Looking back, do those journalists wonder if they might have said, in more measured tones, ‘She’s been found guilty’. For, as we now discover all too often, as innocent people stumble, blinking out of the High Court, having endured years of wrongful imprisonment, being convicted and being guilty are not necessarily the same thing.
Do you remember the avalanche of headlines in the days afterwards, dwelling on the fathomless evil of Lucy Letby, the nurse convicted that day of murdering seven babies and trying to murder six more (she would later be convicted of a further attempted murder)? I would guess, on that afternoon, almost everyone watching thought justice had been done and a wicked mass killer had got her deserts.
That was nearly two years ago. And since then there has been a very definite shift in public sentiment. Last week the ITV programme Loose Women polled its audience on the Letby affair and found they were split 50:50 on whether the case should now be re-opened.
There are grave doubts in many minds about whether these convictions are safe. I first expressed such concerns myself on September 24 that year, and have continued to do so since.
I might add that there are also still plenty of intelligent, thoughtful, informed people – including colleagues of mine – who think Ms Letby is guilty as sin and deserves to be in prison, where she now is, until she dies.

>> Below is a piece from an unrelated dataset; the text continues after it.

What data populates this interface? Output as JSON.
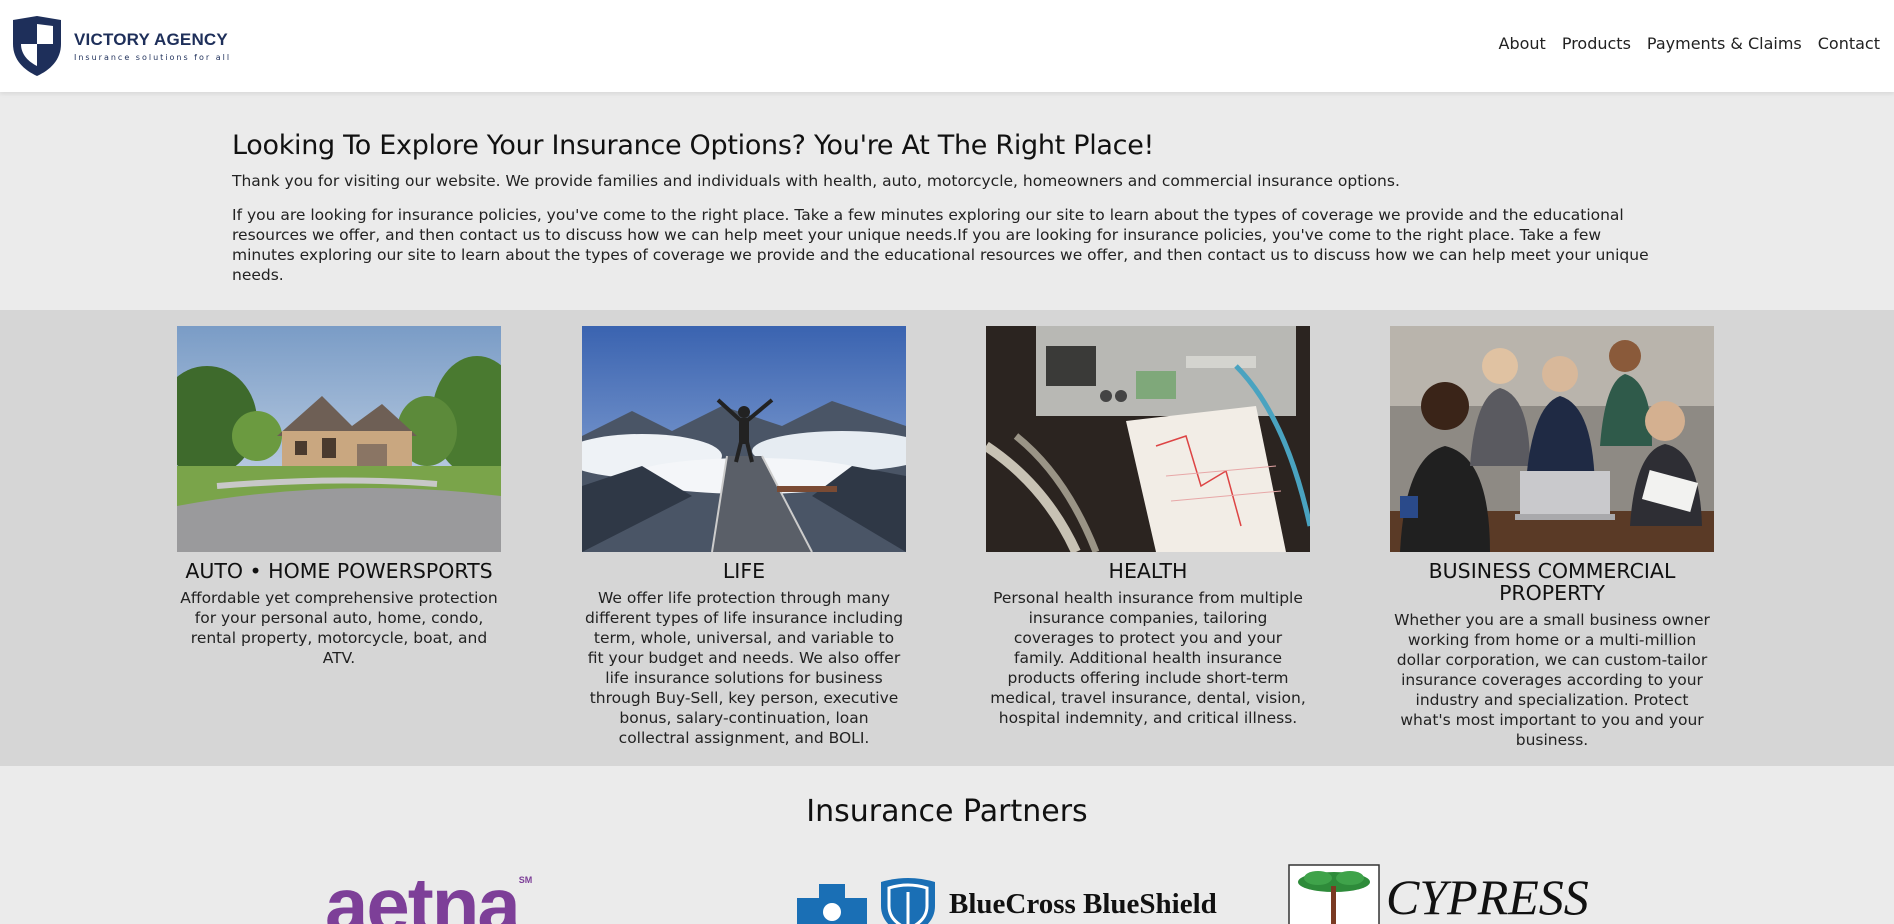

I, in turn, continue to respect their sincere opinions and to keep in mind the possibility that she may be guilty.
But as her new barrister, Mark McDonald, said in last night’s fascinating and carefully balanced BBC Panorama programme on the case, major media in this country have now stopped calling Ms Letby ‘evil’.

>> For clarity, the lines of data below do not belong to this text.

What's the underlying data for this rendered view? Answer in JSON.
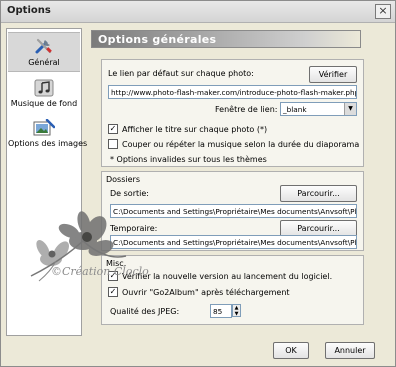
{
  "window": {
    "title": "Options",
    "close_glyph": "×"
  },
  "sidebar": {
    "items": [
      {
        "label": "Général",
        "icon": "tools-icon",
        "active": true
      },
      {
        "label": "Musique de fond",
        "icon": "music-note-icon",
        "active": false
      },
      {
        "label": "Options des images",
        "icon": "image-icon",
        "active": false
      }
    ]
  },
  "header": {
    "title": "Options générales"
  },
  "general": {
    "link_label": "Le lien par défaut sur chaque photo:",
    "link_value": "http://www.photo-flash-maker.com/introduce-photo-flash-maker.php",
    "verify_button": "Vérifier",
    "window_label": "Fenêtre de lien:",
    "window_value": "_blank",
    "show_title_label": "Afficher le titre sur chaque photo (*)",
    "show_title_checked": true,
    "cut_music_label": "Couper ou répéter la musique selon la durée du diaporama",
    "cut_music_checked": false,
    "note": "* Options invalides sur tous les thèmes"
  },
  "folders": {
    "section_title": "Dossiers",
    "output_label": "De sortie:",
    "output_value": "C:\\Documents and Settings\\Propriétaire\\Mes documents\\Anvsoft\\Photo",
    "temp_label": "Temporaire:",
    "temp_value": "C:\\Documents and Settings\\Propriétaire\\Mes documents\\Anvsoft\\Photo",
    "browse_label": "Parcourir..."
  },
  "misc": {
    "section_title": "Misc.",
    "check_version_label": "Vérifier la nouvelle version au lancement du logiciel.",
    "check_version_checked": true,
    "open_album_label": "Ouvrir \"Go2Album\" après téléchargement",
    "open_album_checked": true,
    "jpeg_label": "Qualité des JPEG:",
    "jpeg_value": "85"
  },
  "footer": {
    "ok_label": "OK",
    "cancel_label": "Annuler"
  },
  "watermark": {
    "text": "©Création Cloclo"
  },
  "colors": {
    "dialog_bg": "#ece9d8",
    "input_border": "#7f9db9",
    "header_gradient_start": "#7b7b7b"
  }
}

Lucy Letby was convicted of the murders of seven infants and the attempted murders of seven others between June 2015 and June 2016

A recent Panorama documentary has cast doubt on the medical evidence used to convict the neonatal nurse in 2023
The strength of this documentary is that it reflects this change so well. The two presenters, reporter Judith Moritz and producer/director Jonathan Coffey, plainly disagree on whether Ms Letby is guilty as charged – she very much did think so, he didn’t – though I would guess that Mr Coffey is more open to the possibility that he is wrong than Ms Moritz is. Much credit should go to both of them for their careful interviews with witnesses on both sides.

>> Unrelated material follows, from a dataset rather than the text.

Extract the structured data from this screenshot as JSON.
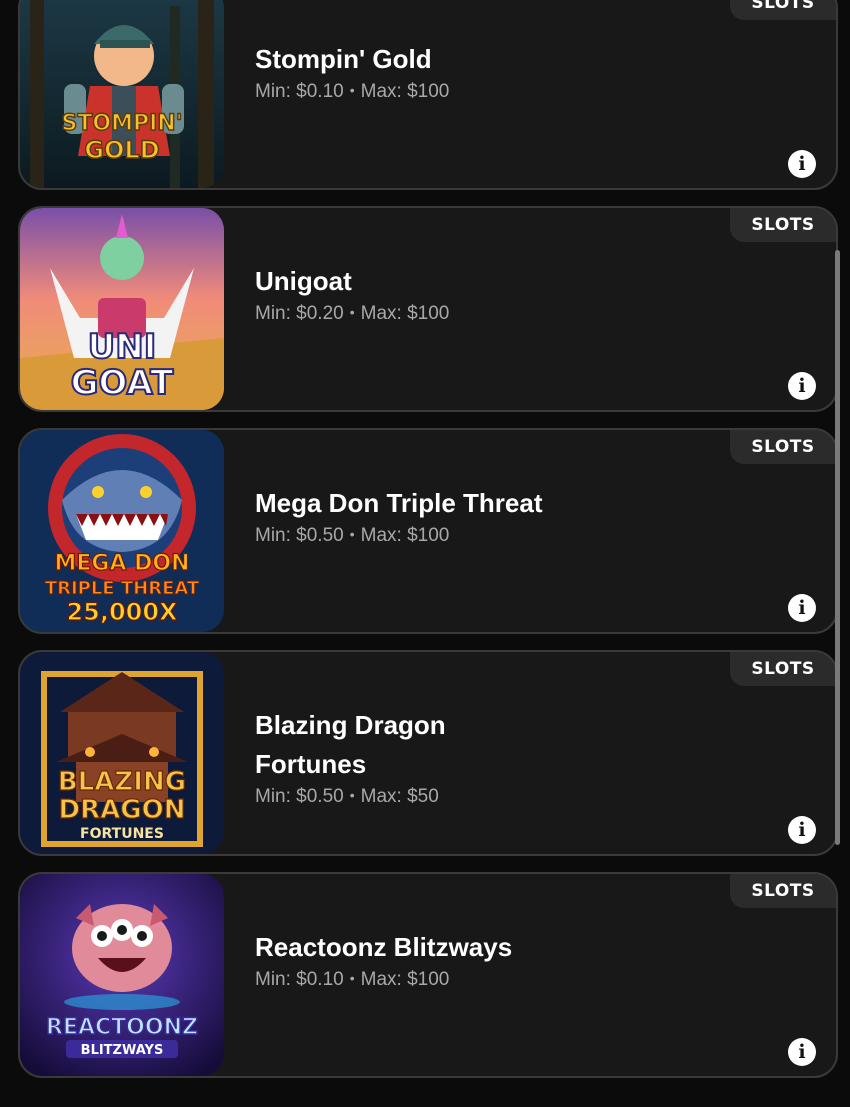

Having myself reported the claims (made last December) that a doctor deeply involved in the case had punctured the liver of one of the babies who died, I must record that this programme throws serious doubt on that allegation – though this does not make Ms Letby guilty.
The toughest puzzle in the case is the suggestion that two babies in the hospital involved, the Countess of Chester, were poisoned with insulin. It is a labyrinth of contradictions.
The original hard evidence of blood tests is lost. It was probably not reliable in the first place and its implications seem to be on the edge of known science (the defence side of the argument was made powerfully in the ITV programme on the subject just over a week ago and is still available). If only the great detective Sherlock Holmes really existed, he might be able to solve it, if – that is – he was able to find anywhere to sit peacefully and smoke vast quantities of his revolting favourite shag tobacco.
I’d say that even if it could be found that insulin was pumped into babies’ feed bags, there is not one half-ounce of evidence that Ms Letby did it.
As for suggestions that she went round a Liverpool hospital dislodging breathing tubes, they look all too similar to exploded claims that she was present at all the deaths in the Chester hospital.
But let us see. The key thing is this: we now have a more or less balanced discussion on this case, instead of the overpowering Wall of Sound so brilliantly created, in the courtroom and outside it, by police and prosecutors during her ten-month trial.
In that great blast of circumstances and guesswork, everything she had ever said and done was somehow turned into evidence of her guilt, and her previous character was obliterated – to be replaced in the public mind by the image of a calculating mass child killer.
In this country, God be thanked, it is still the case that you must be convicted beyond reasonable doubt after quiet deliberation and with a proper consideration of the evidence.
In my view, we have now got back to that point.
Unusually, we have had the storm before the calm. Let us now see if the courts can at last discover the King’s Justice, which is their real job, amid all the raging claim and counter-claim, and amid all the grief of the bereaved parents.
The Panorama programme, Lucy Letby: Who to Believe? was first broadcast last night and is available on BBC iPlayer.